Her skin burning from both the cold, the strain of the fight, and the splattered black flesh still latching to her body, she screamed at the grimm as it began to back away, either expecting those silver eyes to awaken at any moment— or from the sheer overwhelm of all that grief.
The girl stepped forward, still screaming, crying her heart out while those tears remained unshed, in the silver eyes that, try as they might, dared not glow.
And even as the beowolf began to run away, through the woods and into the darkness, the girl screamed, until the scratchiness in her throat seeped into the sound of her voice, causing it to crackle and slowly, but surely, die.
At once, the girl fell silent. She stood there, in the small, snow-covered clearing just outside of the cabin she’d made home, which somehow hadn’t sustained as much damage as she feared. Snow trickled down upon her puffed shoulders, and her red skirt lightly billowed as she bent down to retrieve her ruined cape and hood.

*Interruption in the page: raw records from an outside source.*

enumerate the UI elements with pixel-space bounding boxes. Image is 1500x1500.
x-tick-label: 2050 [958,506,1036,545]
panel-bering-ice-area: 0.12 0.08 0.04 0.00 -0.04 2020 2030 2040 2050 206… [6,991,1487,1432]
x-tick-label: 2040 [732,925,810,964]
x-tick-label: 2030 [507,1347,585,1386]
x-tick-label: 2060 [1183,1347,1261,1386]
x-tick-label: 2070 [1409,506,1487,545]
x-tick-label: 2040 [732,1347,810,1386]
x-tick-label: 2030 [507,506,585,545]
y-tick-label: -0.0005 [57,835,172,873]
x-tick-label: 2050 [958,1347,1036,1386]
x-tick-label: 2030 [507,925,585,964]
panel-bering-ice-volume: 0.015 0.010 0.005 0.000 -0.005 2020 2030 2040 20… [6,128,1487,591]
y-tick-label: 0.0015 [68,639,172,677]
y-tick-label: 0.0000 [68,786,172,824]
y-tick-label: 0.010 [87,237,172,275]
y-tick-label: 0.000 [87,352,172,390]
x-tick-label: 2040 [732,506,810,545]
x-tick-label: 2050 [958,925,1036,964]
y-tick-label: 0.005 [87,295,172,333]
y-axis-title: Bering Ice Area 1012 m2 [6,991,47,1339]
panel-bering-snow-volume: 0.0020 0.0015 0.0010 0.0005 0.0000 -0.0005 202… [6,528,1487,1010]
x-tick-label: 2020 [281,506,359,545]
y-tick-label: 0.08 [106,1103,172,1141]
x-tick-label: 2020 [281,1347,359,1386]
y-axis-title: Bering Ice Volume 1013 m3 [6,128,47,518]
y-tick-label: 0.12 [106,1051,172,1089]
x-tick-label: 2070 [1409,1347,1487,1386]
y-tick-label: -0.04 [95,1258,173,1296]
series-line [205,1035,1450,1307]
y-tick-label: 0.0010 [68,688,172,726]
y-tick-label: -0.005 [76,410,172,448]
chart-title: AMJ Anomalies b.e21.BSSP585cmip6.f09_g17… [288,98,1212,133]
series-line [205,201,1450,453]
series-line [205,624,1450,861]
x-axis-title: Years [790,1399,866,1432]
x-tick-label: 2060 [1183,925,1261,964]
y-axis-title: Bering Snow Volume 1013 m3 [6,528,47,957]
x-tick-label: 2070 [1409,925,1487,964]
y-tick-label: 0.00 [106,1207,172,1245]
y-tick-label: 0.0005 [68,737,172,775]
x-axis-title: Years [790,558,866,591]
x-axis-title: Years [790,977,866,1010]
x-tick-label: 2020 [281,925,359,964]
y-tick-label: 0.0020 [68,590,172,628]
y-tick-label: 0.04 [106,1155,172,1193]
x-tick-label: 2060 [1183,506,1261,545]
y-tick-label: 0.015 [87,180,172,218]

She dragged the cloth gracelessly along the ground, grabbing the weapon she’d dropped just outside the cabin’s entrance. Quietly, as if hoping someone would be there to surprise her with… anything good, she stepped through the doorway, shutting the door and locking it tightly, before dropping both cloak and scythe right behind it.
The girl walked slowly through the cabin, that lonely cabin— every fraction so utterly, painfully unremarkable, as though time itself, or whatever entity there might possibly be out there, had never meant for it to be— until she reached the bedroom.
Snow pounded against the roof of the cabin. Its windows, already cracked and worn with age, had completely misted over from the cold, shining a pallid white glow into the darkness of the bedroom.
In that bedroom, only two pieces of furniture, both coated half in scratches and half in dust, remained— a wooden closet that was nearing its end, and a ragged, half-broken bed, where a girl sat at its side, staring, again, at the wall.